|Megan Allen, BHSU senior Outdoor Education major, teaches a course on boat safety in Chuathbluk, Alaska.
Megan Allen, Black Hills State University senior from Meeteetse, Wyo., majoring in Outdoor Education, was recently selected for a competitive national undergraduate scholarship to the National Association of Interpretation's (NAI) workshop this fall in Portland.
The coordinator of the scholarship program noted that there was intense competition for the six available scholarships. Allen joins recipients from California State University, Humboldt State University, the University of Wisconsin-Stevens Point, and the University of Arkansas-Fort Smith, as those selected for the conference this fall. Allen attended the Region 5 NAI workshop this spring in Minnesota where she and other students presented a session on "Using GPS to Interpret Nature."
Allen, an outstanding and dedicated student, has gained valuable outdoor education experience throughout her collegiate career. She has spent her summers as a water safety instructor in the Alaskan bush and as a national park service interpreter at Wind Cave National Park. This summer, Allen is working at Schaeffer's Summer Camp in California.

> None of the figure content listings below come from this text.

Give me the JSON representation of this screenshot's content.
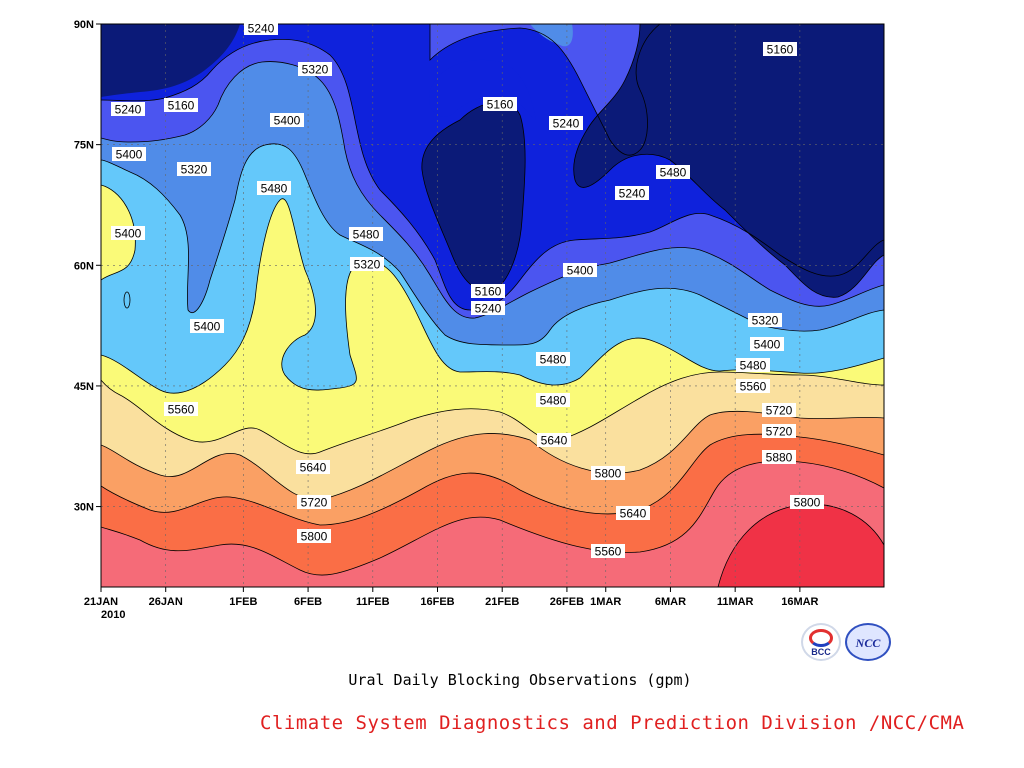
{
  "chart_data": {
    "type": "heatmap",
    "title": "Ural Daily Blocking Observations (gpm)",
    "xlabel": "",
    "ylabel": "",
    "x_tick_labels": [
      "21JAN",
      "26JAN",
      "1FEB",
      "6FEB",
      "11FEB",
      "16FEB",
      "21FEB",
      "26FEB",
      "1MAR",
      "6MAR",
      "11MAR",
      "16MAR"
    ],
    "x_year_label": "2010",
    "y_tick_labels": [
      "90N",
      "75N",
      "60N",
      "45N",
      "30N"
    ],
    "x_range": [
      "21JAN2010",
      "22MAR2010"
    ],
    "y_range": [
      20,
      90
    ],
    "grid": true,
    "contour_levels": [
      5160,
      5240,
      5320,
      5400,
      5480,
      5560,
      5640,
      5720,
      5800,
      5880
    ],
    "fill_colors": [
      "#0b1a78",
      "#0f22dc",
      "#4b55f0",
      "#508ce8",
      "#64c8fa",
      "#fafa78",
      "#fae09e",
      "#faa064",
      "#fa6e46",
      "#f56b78",
      "#f03246"
    ],
    "contour_labels": [
      {
        "text": "5240"
      },
      {
        "text": "5320"
      },
      {
        "text": "5160"
      },
      {
        "text": "5240"
      },
      {
        "text": "5400"
      },
      {
        "text": "5160"
      },
      {
        "text": "5240"
      },
      {
        "text": "5400"
      },
      {
        "text": "5320"
      },
      {
        "text": "5480"
      },
      {
        "text": "5160"
      },
      {
        "text": "5240"
      },
      {
        "text": "5480"
      },
      {
        "text": "5400"
      },
      {
        "text": "5480"
      },
      {
        "text": "5320"
      },
      {
        "text": "5160"
      },
      {
        "text": "5240"
      },
      {
        "text": "5400"
      },
      {
        "text": "5400"
      },
      {
        "text": "5480"
      },
      {
        "text": "5320"
      },
      {
        "text": "5400"
      },
      {
        "text": "5480"
      },
      {
        "text": "5560"
      },
      {
        "text": "5480"
      },
      {
        "text": "5560"
      },
      {
        "text": "5640"
      },
      {
        "text": "5640"
      },
      {
        "text": "5720"
      },
      {
        "text": "5800"
      },
      {
        "text": "5720"
      },
      {
        "text": "5640"
      },
      {
        "text": "5720"
      },
      {
        "text": "5800"
      },
      {
        "text": "5880"
      },
      {
        "text": "5800"
      },
      {
        "text": "5560"
      }
    ]
  },
  "footer": {
    "subtitle": "Ural Daily Blocking Observations (gpm)",
    "credit": "Climate System Diagnostics and Prediction Division /NCC/CMA"
  },
  "logos": {
    "bcc": "BCC",
    "ncc": "NCC"
  }
}
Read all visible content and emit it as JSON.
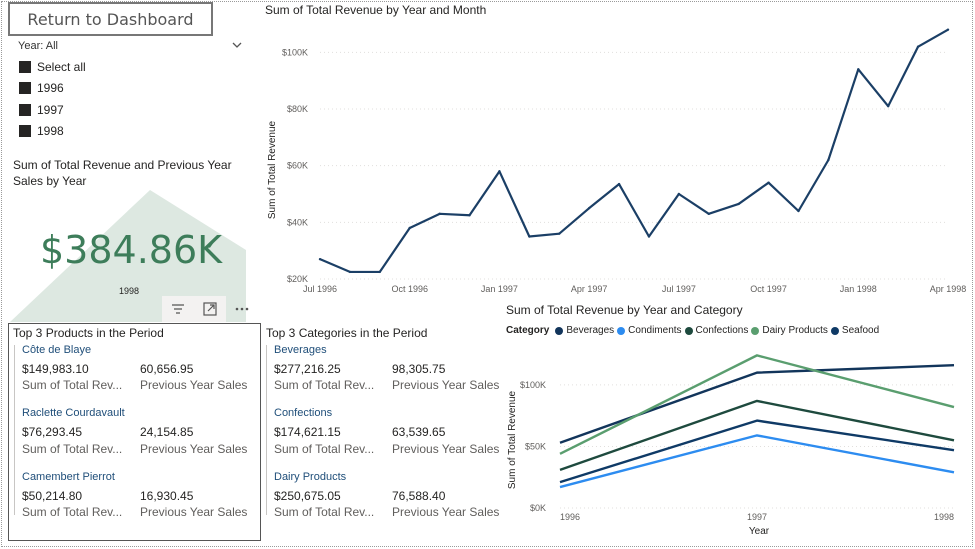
{
  "return_button": "Return to Dashboard",
  "slicer": {
    "header": "Year: All",
    "items": [
      "Select all",
      "1996",
      "1997",
      "1998"
    ]
  },
  "kpi": {
    "title": "Sum of Total Revenue and Previous Year Sales by Year",
    "value": "$384.86K",
    "year": "1998",
    "check": "✓"
  },
  "products": {
    "title": "Top 3 Products in the Period",
    "items": [
      {
        "name": "Côte de Blaye",
        "value": "$149,983.10",
        "prev": "60,656.95",
        "value_label": "Sum of Total Rev...",
        "prev_label": "Previous Year Sales"
      },
      {
        "name": "Raclette Courdavault",
        "value": "$76,293.45",
        "prev": "24,154.85",
        "value_label": "Sum of Total Rev...",
        "prev_label": "Previous Year Sales"
      },
      {
        "name": "Camembert Pierrot",
        "value": "$50,214.80",
        "prev": "16,930.45",
        "value_label": "Sum of Total Rev...",
        "prev_label": "Previous Year Sales"
      }
    ]
  },
  "categories_card": {
    "title": "Top 3 Categories in the Period",
    "items": [
      {
        "name": "Beverages",
        "value": "$277,216.25",
        "prev": "98,305.75",
        "value_label": "Sum of Total Rev...",
        "prev_label": "Previous Year Sales"
      },
      {
        "name": "Confections",
        "value": "$174,621.15",
        "prev": "63,539.65",
        "value_label": "Sum of Total Rev...",
        "prev_label": "Previous Year Sales"
      },
      {
        "name": "Dairy Products",
        "value": "$250,675.05",
        "prev": "76,588.40",
        "value_label": "Sum of Total Rev...",
        "prev_label": "Previous Year Sales"
      }
    ]
  },
  "icons": [
    "filter-icon",
    "focus-mode-icon",
    "more-options-icon",
    "chevron-down-icon"
  ],
  "colors": {
    "kpi_green": "#3d7d5a",
    "line_navy": "#1b3f66",
    "beverages": "#12355b",
    "condiments": "#2d8cf0",
    "confections": "#1e4a3e",
    "dairy": "#5a9e6f",
    "seafood": "#0f3a66"
  },
  "chart_data": [
    {
      "type": "line",
      "title": "Sum of Total Revenue by Year and Month",
      "ylabel": "Sum of Total Revenue",
      "xlabel": "",
      "x": [
        "Jul 1996",
        "Aug 1996",
        "Sep 1996",
        "Oct 1996",
        "Nov 1996",
        "Dec 1996",
        "Jan 1997",
        "Feb 1997",
        "Mar 1997",
        "Apr 1997",
        "May 1997",
        "Jun 1997",
        "Jul 1997",
        "Aug 1997",
        "Sep 1997",
        "Oct 1997",
        "Nov 1997",
        "Dec 1997",
        "Jan 1998",
        "Feb 1998",
        "Mar 1998",
        "Apr 1998"
      ],
      "x_tick_labels": [
        "Jul 1996",
        "Oct 1996",
        "Jan 1997",
        "Apr 1997",
        "Jul 1997",
        "Oct 1997",
        "Jan 1998",
        "Apr 1998"
      ],
      "y_tick_labels": [
        "$20K",
        "$40K",
        "$60K",
        "$80K",
        "$100K"
      ],
      "values": [
        27000,
        22500,
        22500,
        38000,
        43000,
        42500,
        58000,
        35000,
        36000,
        45000,
        53500,
        35000,
        50000,
        43000,
        46500,
        54000,
        44000,
        62000,
        94000,
        81000,
        102000,
        108000
      ],
      "ylim": [
        20000,
        110000
      ],
      "grid": true
    },
    {
      "type": "line",
      "title": "Sum of Total Revenue by Year and Category",
      "ylabel": "Sum of Total Revenue",
      "xlabel": "Year",
      "legend_title": "Category",
      "legend_position": "top-left",
      "categories": [
        "1996",
        "1997",
        "1998"
      ],
      "y_tick_labels": [
        "$0K",
        "$50K",
        "$100K"
      ],
      "ylim": [
        0,
        130000
      ],
      "series": [
        {
          "name": "Beverages",
          "values": [
            53000,
            110000,
            116000
          ]
        },
        {
          "name": "Condiments",
          "values": [
            17000,
            59000,
            29000
          ]
        },
        {
          "name": "Confections",
          "values": [
            31000,
            87000,
            55000
          ]
        },
        {
          "name": "Dairy Products",
          "values": [
            44000,
            124000,
            82000
          ]
        },
        {
          "name": "Seafood",
          "values": [
            21000,
            71000,
            47000
          ]
        }
      ],
      "grid": true
    }
  ]
}
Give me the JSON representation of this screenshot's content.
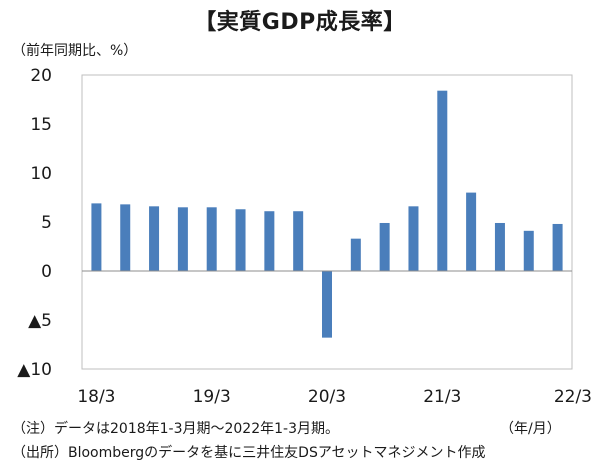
{
  "chart_data": {
    "type": "bar",
    "title": "【実質GDP成長率】",
    "ylabel": "（前年同期比、%）",
    "xlabel": "（年/月）",
    "ylim": [
      -10,
      20
    ],
    "yticks": [
      20,
      15,
      10,
      5,
      0,
      -5,
      -10
    ],
    "ytick_labels": [
      "20",
      "15",
      "10",
      "5",
      "0",
      "▲5",
      "▲10"
    ],
    "xtick_labels": [
      "18/3",
      "19/3",
      "20/3",
      "21/3",
      "22/3"
    ],
    "xtick_indices": [
      0,
      4,
      8,
      12,
      16
    ],
    "bar_color": "#4a7ebb",
    "categories": [
      "18/3",
      "18/6",
      "18/9",
      "18/12",
      "19/3",
      "19/6",
      "19/9",
      "19/12",
      "20/3",
      "20/6",
      "20/9",
      "20/12",
      "21/3",
      "21/6",
      "21/9",
      "21/12",
      "22/3"
    ],
    "values": [
      6.9,
      6.8,
      6.6,
      6.5,
      6.5,
      6.3,
      6.1,
      6.1,
      -6.8,
      3.3,
      4.9,
      6.6,
      18.4,
      8.0,
      4.9,
      4.1,
      4.8
    ]
  },
  "notes": {
    "line1": "（注）データは2018年1-3月期～2022年1-3月期。",
    "line2": "（出所）Bloombergのデータを基に三井住友DSアセットマネジメント作成"
  }
}
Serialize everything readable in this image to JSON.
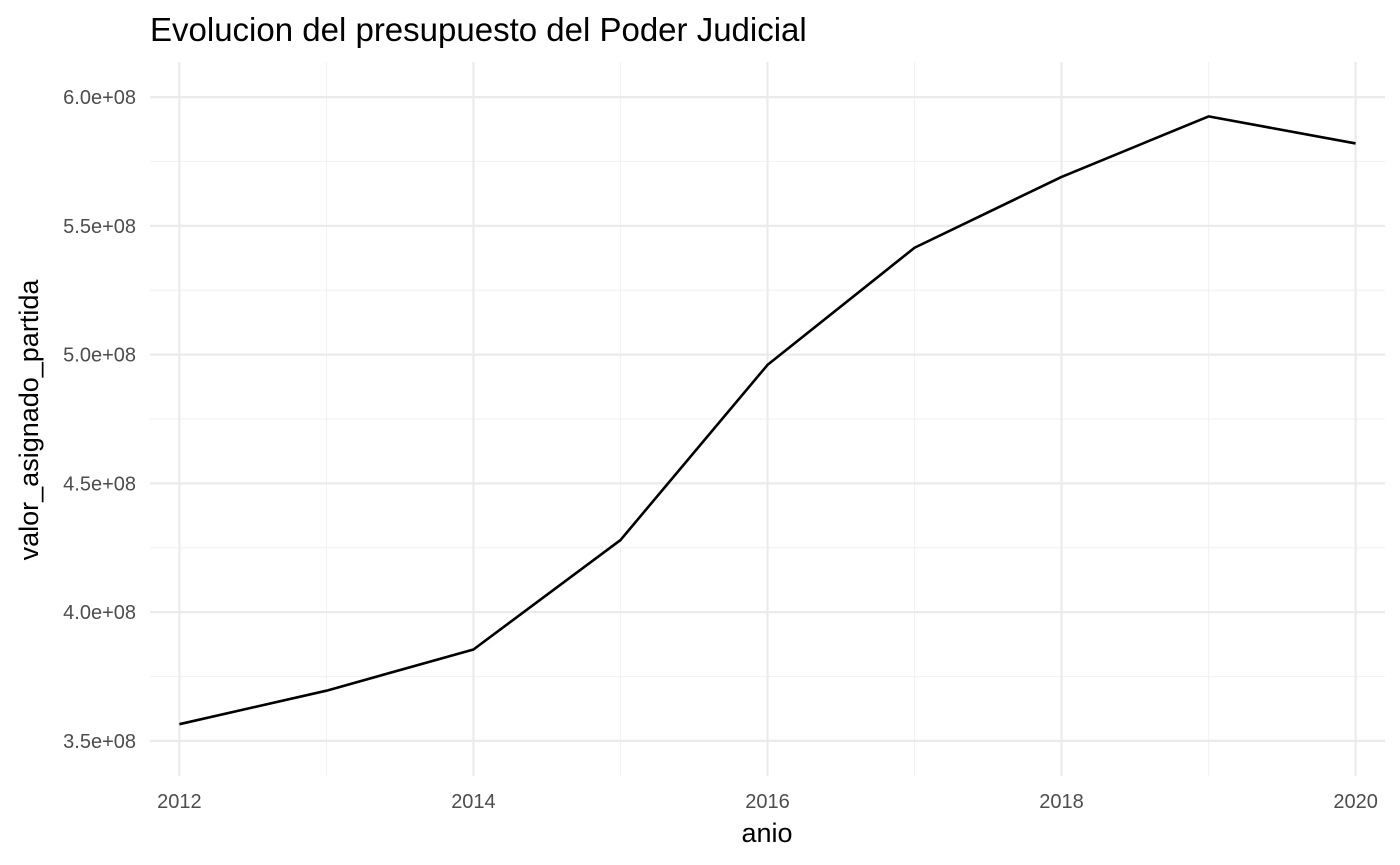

In addition, Allen has worked several years coaching a volleyball team in Belle Fourche and is employed as a workstudy student in the BHSU PE/Health Department. Allen also volunteers for numerous service learning activities. She has led snowshoeing outings with the Outdoor Women of South Dakota, participated in the Collegiate Outdoor Leadership Program activities, volunteered to help with "Bug Camp" which teaches kids about nature, organized and led an orienteering/team building exercise with the vice presidents and managers of Best Buy, International, and is currently on the board of the South Dakota environmental education organization.
Chris McCart, faculty member and coordinator of the Outdoor Education program at BHSU, notes that this is the second time a BHSU has earned this national scholarship. Joshua Roadifer, an outdoor education major, was awarded an NAI national scholarship in 2006. McCart says the successes of these students have helped raise the national awareness and appreciation of the BHSU Outdoor Education program.
“BHSU is known as a leader in interpretation education at the undergraduate level,” McCart says. “BHSU’s strong and growing program develops caring, confident, and competent outdoor leaders.”
Several BHSU outdoor education students are working in the field of interpretation this summer including Lindsay Heinrich and April Oesterling at Wind Cave National Park; Dawn Gibeau at Mt. Rushmore National Memorial; and Josh Peters for Colorado State Parks.
McCart explains the role of an interpreter is often misunderstood.
“Interpreters take the complex and translate it into a language the general public can understand,” McCart says. “Interpreters interact with visitors to help them understand exhibits. Interpreters also visit schools and other places to present education programs associated with cultural or natural history. Interpreters work with natural resource agencies to help communicate their management messages.”